‹› Над нами непрерывно проносится сущая песчаная река. Мы дальше не уйдем! Теперь это уже невозможно. Даже если гавань будет в ста метрах — мы ее не увидим, даже если в десяти метрах. Может, мы уже прошли ее... Может, она осталась сзади нас по ветру. Справа, мне кажется... Или слева, откуда мне знать? Откуда мне знать, ради Святого Дуновения? Начинает подниматься неудержимая паника. Обнимаю девушек, у меня сводит в желудке, опираюсь на Альме...
— Подпереть Таран!
— Чтоо?
— Опора! Опора!
— Сомкнись! Все в блок! Блоооок!
x Таран под сильным порывом уваливает под ветер. Ускорение настолько велико, что фланговых механически втискивает внутрь Стаи. Они пытаются держать линию, чтобы защитить тыл. Сов расставил бедра и напрягся. Вся стая закрепилась намертво и держится. Пока что. Воздух изменился — от жидкой гущи до квазитвердой консистенции. Каждая перемена направления ветра бьет по блоку, как молотом. И раздергивает его. Сокольника снова подкосило. Он ползет к своему месту, встает и снова падает.
— Цепляйся, Дарбон!
Сзади взлетают и крутятся сани. Они бьются, крутятся, бьются...
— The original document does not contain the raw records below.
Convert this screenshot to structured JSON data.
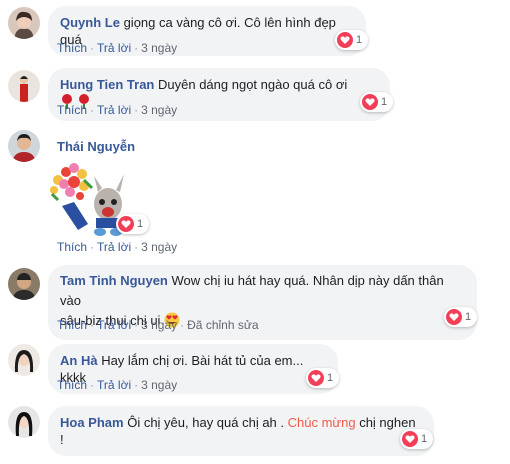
{
  "actions": {
    "like": "Thích",
    "reply": "Trả lời",
    "edited": "Đã chỉnh sửa"
  },
  "comments": [
    {
      "name": "Quynh Le",
      "text": "giọng ca vàng cô ơi. Cô lên hình đẹp quá",
      "time": "3 ngày",
      "reactions": "1"
    },
    {
      "name": "Hung Tien Tran",
      "text": "Duyên dáng ngọt ngào quá cô ơi",
      "time": "3 ngày",
      "reactions": "1"
    },
    {
      "name": "Thái Nguyễn",
      "time": "3 ngày",
      "reactions": "1"
    },
    {
      "name": "Tam Tinh Nguyen",
      "text_line1": "Wow chị iu hát hay quá. Nhân dịp này dấn thân vào",
      "text_line2": "sâu-biz thui chị ui",
      "time": "3 ngày",
      "reactions": "1"
    },
    {
      "name": "An Hà",
      "text": "Hay lắm chị ơi. Bài hát tủ của em... kkkk",
      "time": "3 ngày",
      "reactions": "1"
    },
    {
      "name": "Hoa Pham",
      "text_before": "Ôi chị yêu, hay quá chị ah . ",
      "text_highlight": "Chúc mừng",
      "text_after": " chị nghen !",
      "reactions": "1"
    }
  ],
  "colors": {
    "name": "#385898",
    "bubble": "#f2f3f5",
    "heart": "#f33e58",
    "highlight": "#f0594a"
  }
}
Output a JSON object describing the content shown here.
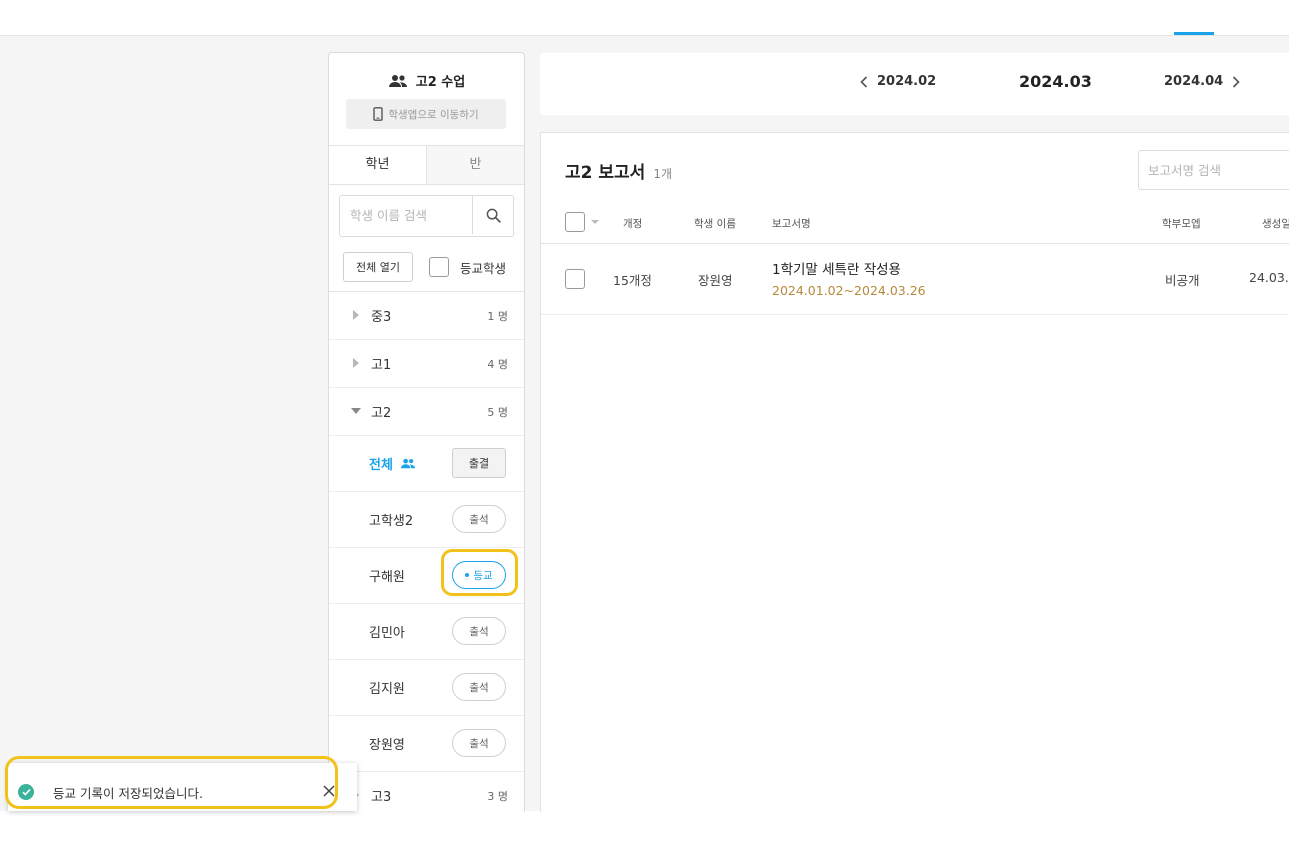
{
  "class_panel": {
    "title": "고2 수업",
    "title_icon": "group-icon",
    "student_app_label": "학생앱으로 이동하기",
    "tabs": [
      {
        "label": "학년",
        "active": true
      },
      {
        "label": "반",
        "active": false
      }
    ],
    "search_placeholder": "학생 이름 검색",
    "open_all_label": "전체 열기",
    "attend_filter_label": "등교학생",
    "grades": [
      {
        "name": "중3",
        "count": "1 명",
        "expanded": false
      },
      {
        "name": "고1",
        "count": "4 명",
        "expanded": false
      },
      {
        "name": "고2",
        "count": "5 명",
        "expanded": true
      },
      {
        "name": "고3",
        "count": "3 명",
        "expanded": false
      }
    ],
    "all_row": {
      "label": "전체",
      "button": "출결"
    },
    "students": [
      {
        "name": "고학생2",
        "status": "출석"
      },
      {
        "name": "구해원",
        "status": "등교",
        "active": true
      },
      {
        "name": "김민아",
        "status": "출석"
      },
      {
        "name": "김지원",
        "status": "출석"
      },
      {
        "name": "장원영",
        "status": "출석"
      }
    ]
  },
  "month_nav": {
    "prev": "2024.02",
    "current": "2024.03",
    "next": "2024.04"
  },
  "report": {
    "title": "고2 보고서",
    "count": "1개",
    "search_placeholder": "보고서명 검색",
    "columns": [
      "개정",
      "학생 이름",
      "보고서명",
      "학부모엡",
      "생성일"
    ],
    "rows": [
      {
        "revision": "15개정",
        "student": "장원영",
        "name": "1학기말 세특란 작성용",
        "period": "2024.01.02~2024.03.26",
        "parent_visibility": "비공개",
        "created": "24.03."
      }
    ]
  },
  "toast": {
    "message": "등교 기록이 저장되었습니다.",
    "icon": "check-circle-icon"
  },
  "colors": {
    "accent": "#1aa3e8",
    "highlight": "#f2c21b",
    "period": "#b58a3b",
    "success": "#3bb39b"
  }
}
— Отцепите сани! Отпустите все!
— Нет!
— Отпустить их!
— Нет! Внутри шлемы и птицы!
Дубки прицепили карабины от саней прямо на свои сбруи. За их спинами трепыхается по тридцать килограммов снаряжения.
— Поддержите Леарха! Подоприте его сзади!
— Он встает!
— Держите его, он падает! Он на пределе!
) Это был переход, когда даже земля начала выворачиваться пластами. То, что шло на нас, уже не имело формы, а лишь цвет, кирпично-красный цвет — и звук — стылый звук наступающего наводнения. Четыре раза Голгот заставлял нас лечь. Четыре раза он поднимал и тащил нас одним своим голосом, одним своим ожесточением, навстречу ветру, когда ни у одного ордынца из Стаи уже не оставалось силы воли контрить. Голгот — поносите его, коли хотите, только никогда не делайте этого при мне. Он спрашивал и переспрашивал без устали, верный ли курс. И курс был верным. Достигнув предела, при котором уже нельзя было стоять, мы пошли на корточках, избиваемые песком и каменными осколками, ослепшие под кожаными шлемами и шапками, под окутывающими лица кусками ткани, под ушанками и джутовыми балаклавами, смягчающими песочную терку, но не шок от блааста.
На плато обрушилось долгое половодье опустошения, и мы затерялись посреди буша, изможденные усталостью, все в мелких оспинках, совершенно сбитые с толку, в полнейшем ламинарном буйстве, в полнейший его разгар, сквозь кирпичную взвесь промелькивали ветви, массу пыли прорезали немыслимые предметы, возникая внезапно из ниоткуда: пропеллеры, ведра, драные сети, мешки — все, что считалось как следует закрепленным, а теперь отцепилось; все, что считалось достаточно тяжелым и никогда не крепилось — вплоть до корпуса аэроглиссера, тащившегося метр за метром, или призрачной колесницы, которая пронеслась в четырех шагах от Леарха, с заблокированным парусом, без пилота, и помчалась в бесконечный путь к низовьям.
— Там!
— Что?
— Вон там, справа!
— Кто говорит?
— Силамфр! Он говорит, по правую руку!
— Что по правую руку? Там совершенно ничего не видно!
— Слушайте! Слушайте внимательно!
На мгновение я решил, что Силамфру мерещится, настолько вой шнее снова заполонил весь слышимый диапазон. Затем — ничто, коротенькая жалоба-стон, тонкое мелодическое волоконце, едва различимое на грани восприятия, словно выплывшее из грез посреди завывающего гама. Не музыка, не шум, не говоря уже о голосе — нет, повышающаяся и понижающаяся частота, смешанная с ужасным треском, прорезающая его, временами всплывающая над ним, а затем снова погружающаяся в него.
— Что это такое, Силамфр?
— Вы его слышите?
— Едва-едва. Что это?
Из меня чуть сердце не выпрыгнуло, когда до меня дошло. Ревун, да!
Фареол! Фареол гавани! Эолова сирена, которая направляет корабли в ненастную погоду!